Figure 4. Engineering the Ire1-mediated non-conventional mRNA splicing in S. pombe cells.

(A) Measuring the non-conventional mRNA splicing in S. pombe cells, which were transformed with the S. cerevisiae HAC1 mRNA splicing reporter (SR) and the indicated Ire1 constructs. Cells were treated with 1 μg/ml Tm for 1 hr. (B) Illustration of the engineered S. pombe BIP1 mRNA splicing variant. (C) Measuring the non-conventional mRNA splicing of the engineered S. pombe BIP1 mRNA splicing variant. Experimental conditions are the same as those for Figure 4A. (D) Sequencing reads of the spliced BIP1 mRNA. The schematic illustration (E) and the splicing assay (F) of the synthetic splicing substrate in S. pombe. Cells were treated with 1 μg/ml Tm for 1 hr.

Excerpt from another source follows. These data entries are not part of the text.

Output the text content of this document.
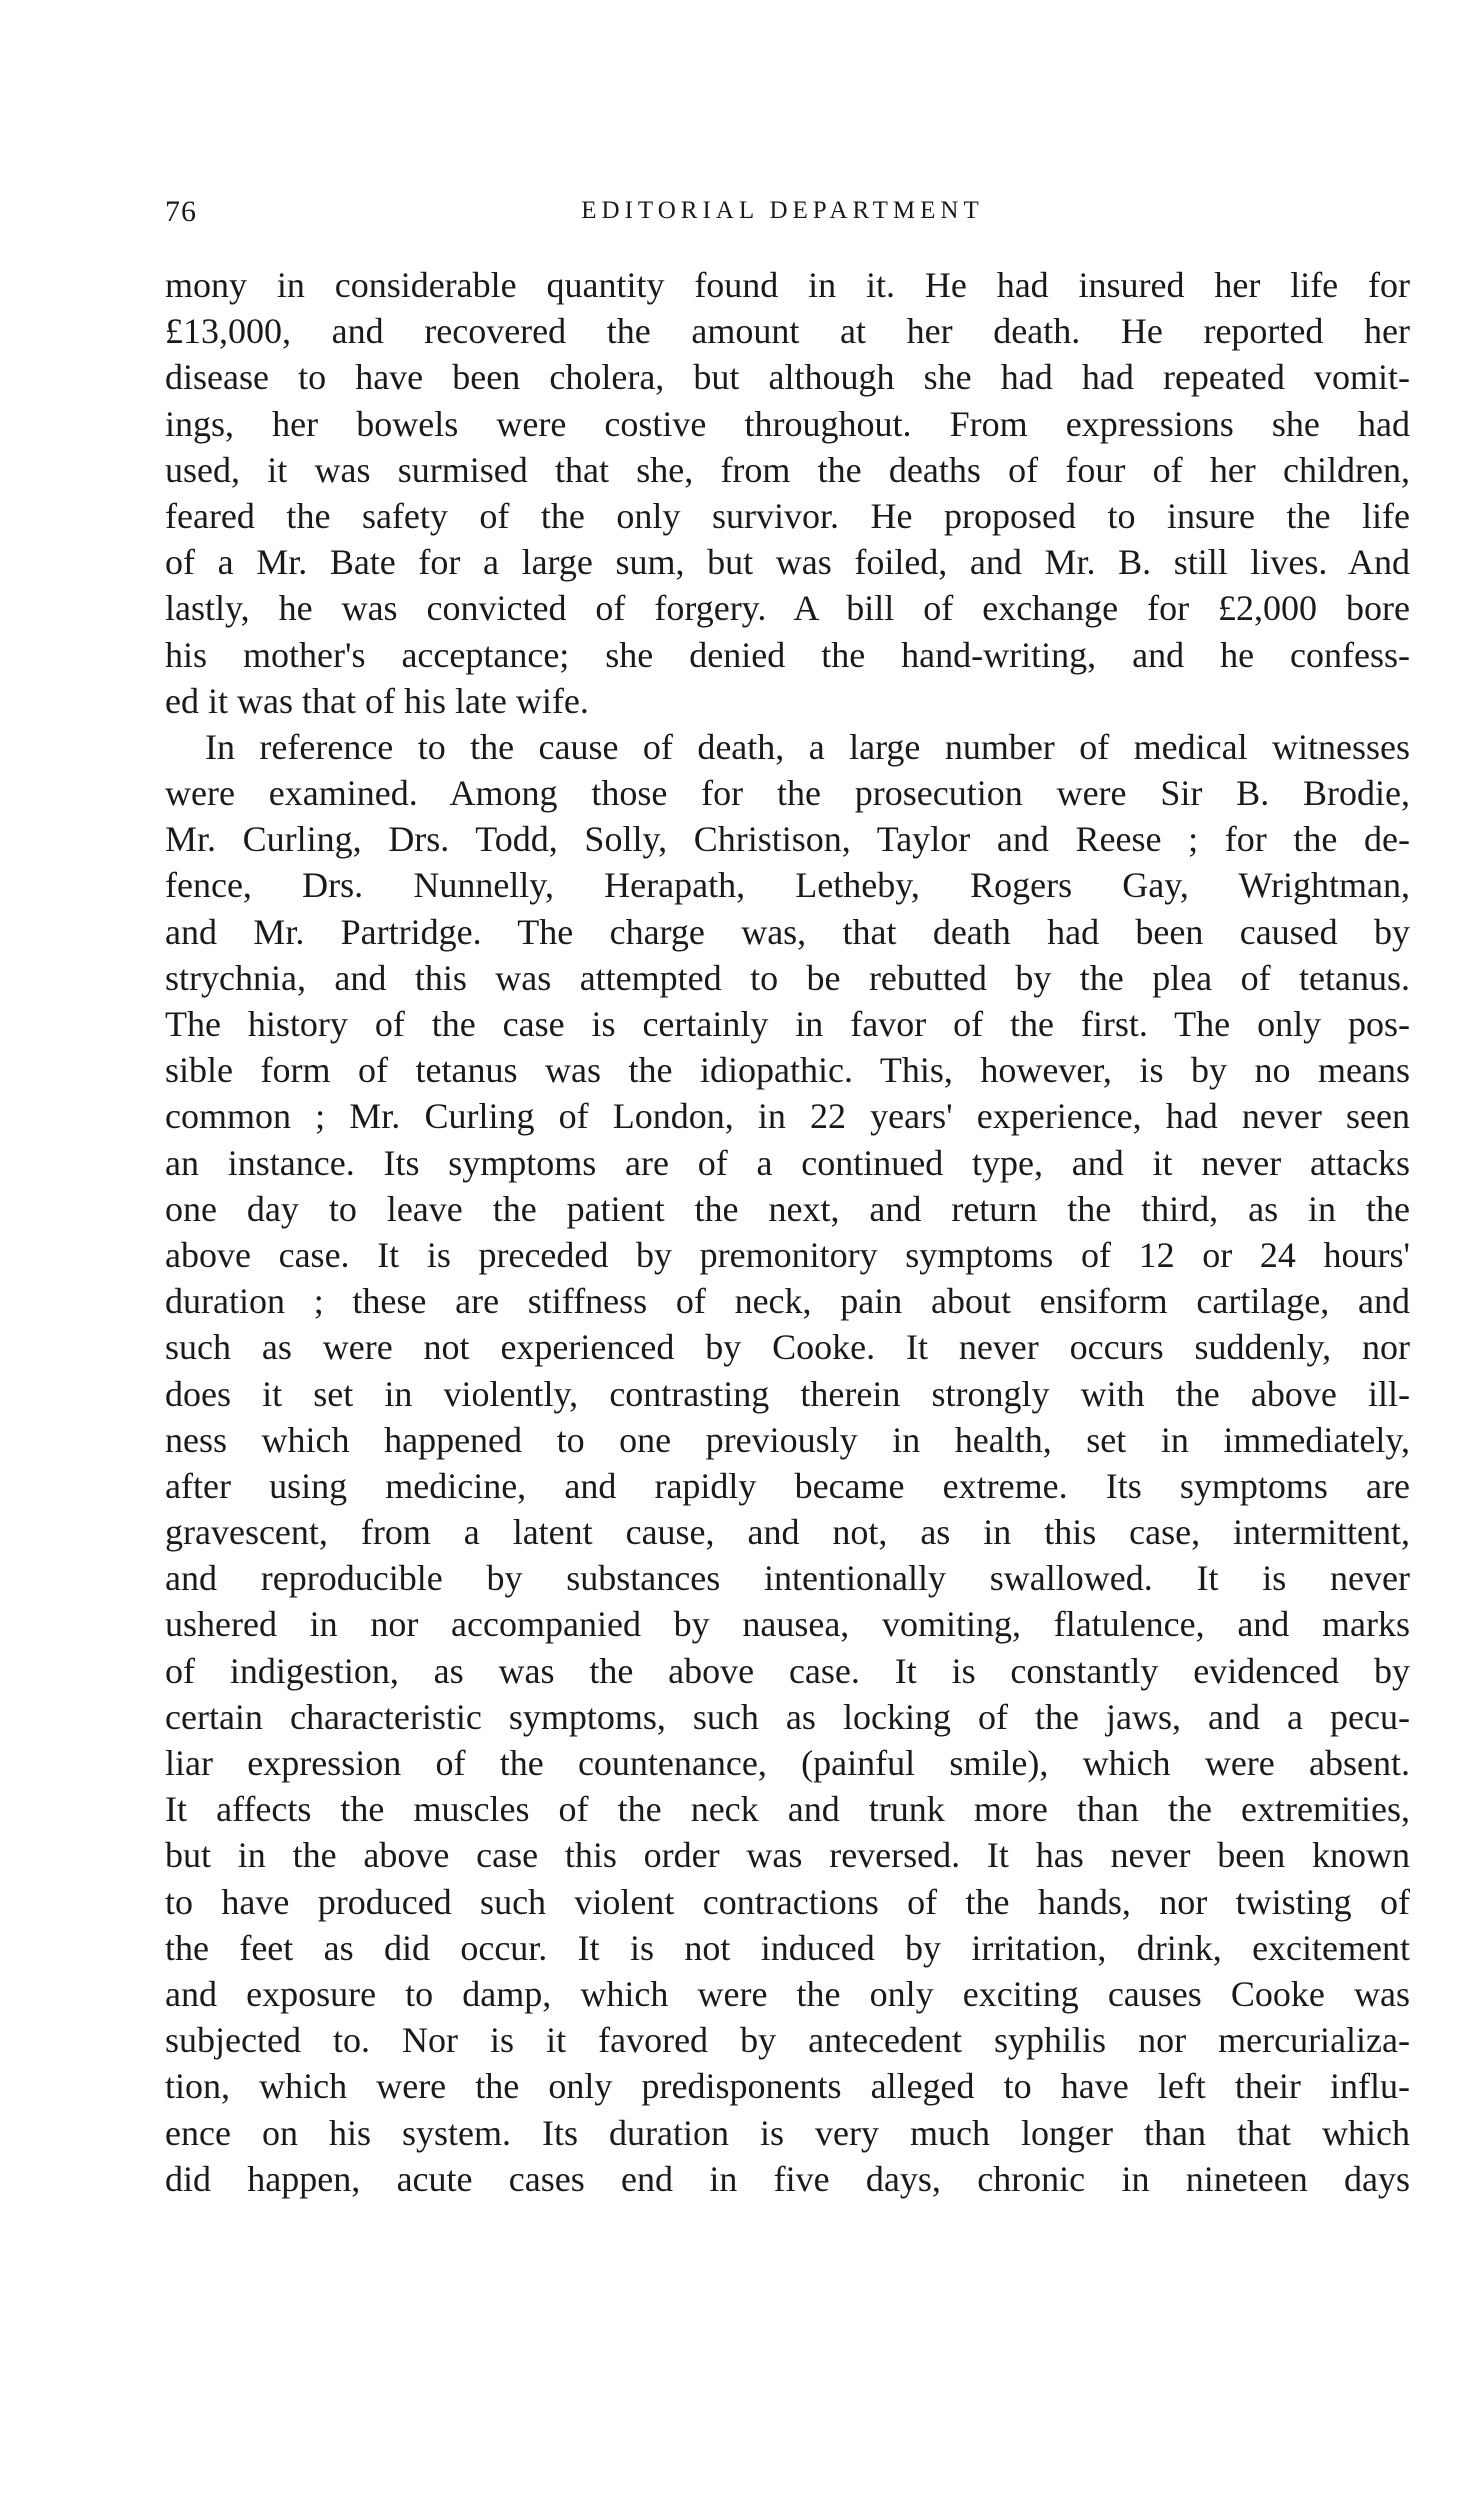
76	EDITORIAL DEPARTMENT
mony in considerable quantity found in it. He had insured her life for
£13,000, and recovered the amount at her death. He reported her
disease to have been cholera, but although she had had repeated vomit-
ings, her bowels were costive throughout. From expressions she had
used, it was surmised that she, from the deaths of four of her children,
feared the safety of the only survivor. He proposed to insure the life
of a Mr. Bate for a large sum, but was foiled, and Mr. B. still lives. And
lastly, he was convicted of forgery. A bill of exchange for £2,000 bore
his mother's acceptance; she denied the hand-writing, and he confess-
ed it was that of his late wife.
In reference to the cause of death, a large number of medical witnesses
were examined. Among those for the prosecution were Sir B. Brodie,
Mr. Curling, Drs. Todd, Solly, Christison, Taylor and Reese ; for the de-
fence, Drs. Nunnelly, Herapath, Letheby, Rogers Gay, Wrightman,
and Mr. Partridge. The charge was, that death had been caused by
strychnia, and this was attempted to be rebutted by the plea of tetanus.
The history of the case is certainly in favor of the first. The only pos-
sible form of tetanus was the idiopathic. This, however, is by no means
common ; Mr. Curling of London, in 22 years' experience, had never seen
an instance. Its symptoms are of a continued type, and it never attacks
one day to leave the patient the next, and return the third, as in the
above case. It is preceded by premonitory symptoms of 12 or 24 hours'
duration ; these are stiffness of neck, pain about ensiform cartilage, and
such as were not experienced by Cooke. It never occurs suddenly, nor
does it set in violently, contrasting therein strongly with the above ill-
ness which happened to one previously in health, set in immediately,
after using medicine, and rapidly became extreme. Its symptoms are
gravescent, from a latent cause, and not, as in this case, intermittent,
and reproducible by substances intentionally swallowed. It is never
ushered in nor accompanied by nausea, vomiting, flatulence, and marks
of indigestion, as was the above case. It is constantly evidenced by
certain characteristic symptoms, such as locking of the jaws, and a pecu-
liar expression of the countenance, (painful smile), which were absent.
It affects the muscles of the neck and trunk more than the extremities,
but in the above case this order was reversed. It has never been known
to have produced such violent contractions of the hands, nor twisting of
the feet as did occur. It is not induced by irritation, drink, excitement
and exposure to damp, which were the only exciting causes Cooke was
subjected to. Nor is it favored by antecedent syphilis nor mercurializa-
tion, which were the only predisponents alleged to have left their influ-
ence on his system. Its duration is very much longer than that which
did happen, acute cases end in five days, chronic in nineteen days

Figure 4—figure supplement 1. The splicing cassette in the engineered S. pombe BIP1 mRNA splicing variant.

The part included in the dashed box is the inserted synthetic splicing cassette. The red dashed lines indicate the Ire1 cleavage sites. The S. pombe Ire1 UG|C motifs are labeled in red.

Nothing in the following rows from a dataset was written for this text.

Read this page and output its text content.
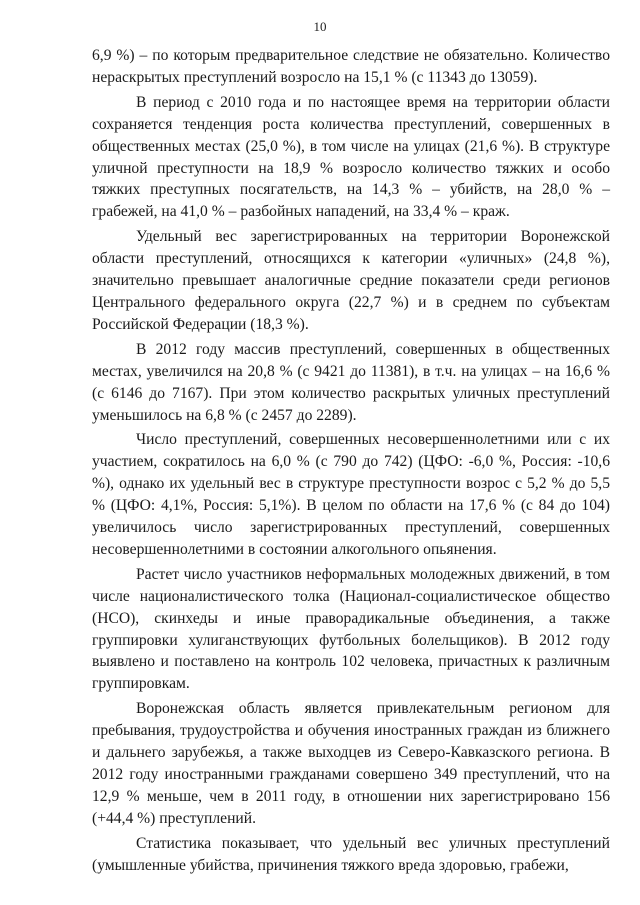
10

6,9 %) – по которым предварительное следствие не обязательно. Количество нераскрытых преступлений возросло на 15,1 % (с 11343 до 13059).

В период с 2010 года и по настоящее время на территории области сохраняется тенденция роста количества преступлений, совершенных в общественных местах (25,0 %), в том числе на улицах (21,6 %). В структуре уличной преступности на 18,9 % возросло количество тяжких и особо тяжких преступных посягательств, на 14,3 % – убийств, на 28,0 % – грабежей, на 41,0 % – разбойных нападений, на 33,4 % – краж.

Удельный вес зарегистрированных на территории Воронежской области преступлений, относящихся к категории «уличных» (24,8 %), значительно превышает аналогичные средние показатели среди регионов Центрального федерального округа (22,7 %) и в среднем по субъектам Российской Федерации (18,3 %).

В 2012 году массив преступлений, совершенных в общественных местах, увеличился на 20,8 % (с 9421 до 11381), в т.ч. на улицах – на 16,6 % (с 6146 до 7167). При этом количество раскрытых уличных преступлений уменьшилось на 6,8 % (с 2457 до 2289).

Число преступлений, совершенных несовершеннолетними или с их участием, сократилось на 6,0 % (с 790 до 742) (ЦФО: -6,0 %, Россия: -10,6 %), однако их удельный вес в структуре преступности возрос с 5,2 % до 5,5 % (ЦФО: 4,1%, Россия: 5,1%). В целом по области на 17,6 % (с 84 до 104) увеличилось число зарегистрированных преступлений, совершенных несовершеннолетними в состоянии алкогольного опьянения.

Растет число участников неформальных молодежных движений, в том числе националистического толка (Национал-социалистическое общество (НСО), скинхеды и иные праворадикальные объединения, а также группировки хулиганствующих футбольных болельщиков). В 2012 году выявлено и поставлено на контроль 102 человека, причастных к различным группировкам.

Воронежская область является привлекательным регионом для пребывания, трудоустройства и обучения иностранных граждан из ближнего и дальнего зарубежья, а также выходцев из Северо-Кавказского региона. В 2012 году иностранными гражданами совершено 349 преступлений, что на 12,9 % меньше, чем в 2011 году, в отношении них зарегистрировано 156 (+44,4 %) преступлений.

Статистика показывает, что удельный вес уличных преступлений (умышленные убийства, причинения тяжкого вреда здоровью, грабежи,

Figure 4—figure supplement 2. The Ire1α cleavage sites on XBP1 mRNA and RIDD targets.

Red dashed lines mark the cleavage sites and the red letters indicate the previously identified sequence motif.

Figure 4—figure supplement 3. The sequence alignment of the kinase/RNase domains of Ire1α, Ire1β, the S. cerevisiae Ire1 and the S. pombe Ire1.

(A) The sequence alignment and colored with BoxShade Server. (B) The sequence identities between the indicated pairs of Ire1 constructs.